Winter Lentil & Vegetable Soup
This recipe is a classic I go back to year-after-year during the winter. It’s easy and usually I have the ingredients on hand. However, if I don’t, it’s easy to substitute some vegetables for others. I’ll leave it to you to figure out what to substitute, but if you try something really interesting, please leave a comment so that other readers may use your great idea.
1 T. oil
1 onion, chopped
2 cloves garlic, minced
1 stalk celery, sliced
1 potato, peeled and cubed
1 t. dried Italian herb seasoning (or 1/2 t. each basil and oregano)
1/4 t. each salt and pepper
4 C. stock (vegetable or otherwise)
1/2 C. green lentils
1 carrot, thinly sliced
1/2 C. each frozen peas and corn kernals
2 T. tomato paste
1 1/2 t. lemon juice
1/2 C. shredded cheddar or grated Parmesan cheese (optional)
2 T. minced fresh parsley, or 2 t. dried (If it’s winter and all you have.)
In a Dutch oven, heat oil over medium heat. Fry onion, garlic, and celery until the onion is softened. Add herbs, salt and pepper, and potatoes. Add stock and green lentils. Bring to a boil. Reduce heat, cover and simmer for 20 minutes.

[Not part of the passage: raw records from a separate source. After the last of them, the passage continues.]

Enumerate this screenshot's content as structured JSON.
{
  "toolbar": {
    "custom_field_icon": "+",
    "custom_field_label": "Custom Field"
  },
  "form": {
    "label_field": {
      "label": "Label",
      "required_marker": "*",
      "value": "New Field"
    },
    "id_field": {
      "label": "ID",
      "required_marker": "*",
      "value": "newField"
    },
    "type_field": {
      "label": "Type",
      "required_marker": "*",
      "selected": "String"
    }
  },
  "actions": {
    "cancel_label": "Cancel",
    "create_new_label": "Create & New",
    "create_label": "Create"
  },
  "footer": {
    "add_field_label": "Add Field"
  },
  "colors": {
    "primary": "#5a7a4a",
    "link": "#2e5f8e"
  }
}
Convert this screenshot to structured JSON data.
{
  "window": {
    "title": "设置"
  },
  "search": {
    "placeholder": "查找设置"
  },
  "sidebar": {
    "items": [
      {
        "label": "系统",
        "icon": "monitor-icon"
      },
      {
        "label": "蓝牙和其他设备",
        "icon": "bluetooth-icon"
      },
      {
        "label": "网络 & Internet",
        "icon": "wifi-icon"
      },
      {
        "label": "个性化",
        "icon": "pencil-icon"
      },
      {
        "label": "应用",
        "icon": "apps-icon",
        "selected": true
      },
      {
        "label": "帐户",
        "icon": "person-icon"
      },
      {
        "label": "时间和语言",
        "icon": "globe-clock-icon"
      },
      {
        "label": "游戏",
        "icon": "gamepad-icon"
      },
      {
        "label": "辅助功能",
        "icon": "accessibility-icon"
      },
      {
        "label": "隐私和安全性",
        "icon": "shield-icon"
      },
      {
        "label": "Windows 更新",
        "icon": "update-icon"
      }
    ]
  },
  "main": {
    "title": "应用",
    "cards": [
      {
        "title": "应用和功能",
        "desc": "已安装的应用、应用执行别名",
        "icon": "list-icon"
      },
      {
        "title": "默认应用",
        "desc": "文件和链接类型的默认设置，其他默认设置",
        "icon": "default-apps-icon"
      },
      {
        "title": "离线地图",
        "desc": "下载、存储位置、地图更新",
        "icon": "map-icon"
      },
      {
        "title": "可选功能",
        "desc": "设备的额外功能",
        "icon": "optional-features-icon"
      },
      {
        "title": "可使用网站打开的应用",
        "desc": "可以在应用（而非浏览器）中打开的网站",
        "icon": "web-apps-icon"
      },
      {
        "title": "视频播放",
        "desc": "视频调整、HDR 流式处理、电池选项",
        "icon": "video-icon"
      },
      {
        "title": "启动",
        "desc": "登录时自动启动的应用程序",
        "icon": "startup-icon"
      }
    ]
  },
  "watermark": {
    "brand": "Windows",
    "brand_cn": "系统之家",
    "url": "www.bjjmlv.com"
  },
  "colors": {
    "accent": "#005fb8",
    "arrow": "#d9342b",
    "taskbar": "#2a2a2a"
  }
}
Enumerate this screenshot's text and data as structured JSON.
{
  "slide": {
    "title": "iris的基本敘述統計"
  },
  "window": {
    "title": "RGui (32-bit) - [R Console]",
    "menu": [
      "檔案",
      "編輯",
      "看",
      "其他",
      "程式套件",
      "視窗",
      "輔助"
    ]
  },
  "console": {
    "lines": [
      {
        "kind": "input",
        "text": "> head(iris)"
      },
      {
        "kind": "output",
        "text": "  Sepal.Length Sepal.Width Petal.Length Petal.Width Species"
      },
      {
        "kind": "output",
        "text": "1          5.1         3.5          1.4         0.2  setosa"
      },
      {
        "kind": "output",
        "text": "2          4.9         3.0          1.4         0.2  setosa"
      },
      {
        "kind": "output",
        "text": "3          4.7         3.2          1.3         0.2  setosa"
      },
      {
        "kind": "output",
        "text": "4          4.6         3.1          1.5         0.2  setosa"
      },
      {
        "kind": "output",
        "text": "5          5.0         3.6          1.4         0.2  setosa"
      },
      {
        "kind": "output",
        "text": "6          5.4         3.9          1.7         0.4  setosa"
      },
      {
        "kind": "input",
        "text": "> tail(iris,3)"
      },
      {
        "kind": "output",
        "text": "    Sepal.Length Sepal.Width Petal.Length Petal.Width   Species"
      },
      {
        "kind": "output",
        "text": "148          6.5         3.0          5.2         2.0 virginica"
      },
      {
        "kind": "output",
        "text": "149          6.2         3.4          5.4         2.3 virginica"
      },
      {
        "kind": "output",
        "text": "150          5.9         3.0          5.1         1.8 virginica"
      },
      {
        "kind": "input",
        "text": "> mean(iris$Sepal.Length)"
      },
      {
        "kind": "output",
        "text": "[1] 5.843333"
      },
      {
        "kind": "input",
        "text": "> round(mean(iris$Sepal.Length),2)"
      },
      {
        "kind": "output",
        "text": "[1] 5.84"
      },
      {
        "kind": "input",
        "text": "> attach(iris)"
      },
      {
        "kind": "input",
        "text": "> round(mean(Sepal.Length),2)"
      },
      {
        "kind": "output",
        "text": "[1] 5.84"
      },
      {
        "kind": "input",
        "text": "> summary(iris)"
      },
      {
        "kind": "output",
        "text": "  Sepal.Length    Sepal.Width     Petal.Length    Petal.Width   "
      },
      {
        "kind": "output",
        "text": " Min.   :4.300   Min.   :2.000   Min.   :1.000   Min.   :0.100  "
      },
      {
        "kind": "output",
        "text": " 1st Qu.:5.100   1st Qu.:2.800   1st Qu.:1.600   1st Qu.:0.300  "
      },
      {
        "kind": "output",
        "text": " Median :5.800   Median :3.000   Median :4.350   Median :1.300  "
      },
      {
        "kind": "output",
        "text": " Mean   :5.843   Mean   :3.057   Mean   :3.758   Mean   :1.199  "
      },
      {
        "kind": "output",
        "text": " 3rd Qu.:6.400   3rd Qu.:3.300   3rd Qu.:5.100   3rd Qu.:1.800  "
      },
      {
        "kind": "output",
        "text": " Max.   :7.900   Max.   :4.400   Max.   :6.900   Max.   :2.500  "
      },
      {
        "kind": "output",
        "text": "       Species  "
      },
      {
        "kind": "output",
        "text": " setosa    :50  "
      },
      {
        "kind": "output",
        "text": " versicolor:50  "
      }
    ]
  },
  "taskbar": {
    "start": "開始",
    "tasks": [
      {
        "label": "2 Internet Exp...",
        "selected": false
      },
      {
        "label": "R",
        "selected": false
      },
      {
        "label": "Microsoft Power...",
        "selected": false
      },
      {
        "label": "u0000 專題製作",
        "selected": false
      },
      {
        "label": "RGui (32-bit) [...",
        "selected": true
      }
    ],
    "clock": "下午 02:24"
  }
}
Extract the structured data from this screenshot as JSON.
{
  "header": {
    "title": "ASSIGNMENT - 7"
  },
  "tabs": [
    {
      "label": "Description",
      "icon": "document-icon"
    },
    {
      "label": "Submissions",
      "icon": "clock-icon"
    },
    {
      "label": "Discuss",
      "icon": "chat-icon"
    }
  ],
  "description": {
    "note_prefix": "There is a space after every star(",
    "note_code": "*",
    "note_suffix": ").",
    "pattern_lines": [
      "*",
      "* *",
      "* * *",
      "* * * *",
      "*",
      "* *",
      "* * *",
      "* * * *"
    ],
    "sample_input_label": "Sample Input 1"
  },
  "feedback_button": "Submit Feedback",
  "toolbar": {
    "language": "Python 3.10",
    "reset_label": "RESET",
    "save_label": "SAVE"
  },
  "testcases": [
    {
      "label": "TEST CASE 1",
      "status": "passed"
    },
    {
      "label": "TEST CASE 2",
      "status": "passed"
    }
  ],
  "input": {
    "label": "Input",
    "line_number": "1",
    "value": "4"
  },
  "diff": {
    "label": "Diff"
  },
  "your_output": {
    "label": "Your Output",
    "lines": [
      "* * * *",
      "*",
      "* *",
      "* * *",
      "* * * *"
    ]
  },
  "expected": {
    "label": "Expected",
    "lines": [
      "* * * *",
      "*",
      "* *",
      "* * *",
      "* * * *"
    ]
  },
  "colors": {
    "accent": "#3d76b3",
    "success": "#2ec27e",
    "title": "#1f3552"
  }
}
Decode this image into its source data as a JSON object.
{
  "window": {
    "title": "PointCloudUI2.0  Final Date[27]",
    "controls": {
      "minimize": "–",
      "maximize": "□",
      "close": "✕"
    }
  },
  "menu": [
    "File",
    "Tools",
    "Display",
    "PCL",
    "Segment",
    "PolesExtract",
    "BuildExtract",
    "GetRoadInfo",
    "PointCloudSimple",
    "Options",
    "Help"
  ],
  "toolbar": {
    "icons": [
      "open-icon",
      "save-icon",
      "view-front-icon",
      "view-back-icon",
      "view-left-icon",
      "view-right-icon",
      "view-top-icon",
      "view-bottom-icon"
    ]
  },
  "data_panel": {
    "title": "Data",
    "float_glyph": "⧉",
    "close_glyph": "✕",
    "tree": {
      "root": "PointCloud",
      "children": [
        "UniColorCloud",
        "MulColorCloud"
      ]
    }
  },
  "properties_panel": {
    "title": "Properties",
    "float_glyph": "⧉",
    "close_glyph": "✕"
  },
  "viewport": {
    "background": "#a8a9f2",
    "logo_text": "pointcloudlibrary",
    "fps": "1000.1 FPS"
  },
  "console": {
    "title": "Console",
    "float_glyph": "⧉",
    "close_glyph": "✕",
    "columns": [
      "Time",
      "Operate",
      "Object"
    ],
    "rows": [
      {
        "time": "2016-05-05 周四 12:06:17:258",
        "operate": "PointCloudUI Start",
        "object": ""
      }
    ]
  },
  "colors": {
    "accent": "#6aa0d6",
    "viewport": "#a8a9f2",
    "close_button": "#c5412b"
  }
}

Add carrot, peas, corn and tomato paste. Simmer until carrots are tender, about 10 minutes. Stir in parsley and lemon juice. Garnish with cheese (if desired.)
Makes 4-6 servings
A note about soups: Soup making is an art, not a science. Always taste the soup before serving. You may need to add more salt, depending on your taste and what kind of broth you used. You also may want to add other things. If a tomato-based soup is too acidic, add a little honey or brown sugar. If it’s bland, add some more herbs or pepper. “To taste” really means just that–fiddle around until the soup has a taste you like.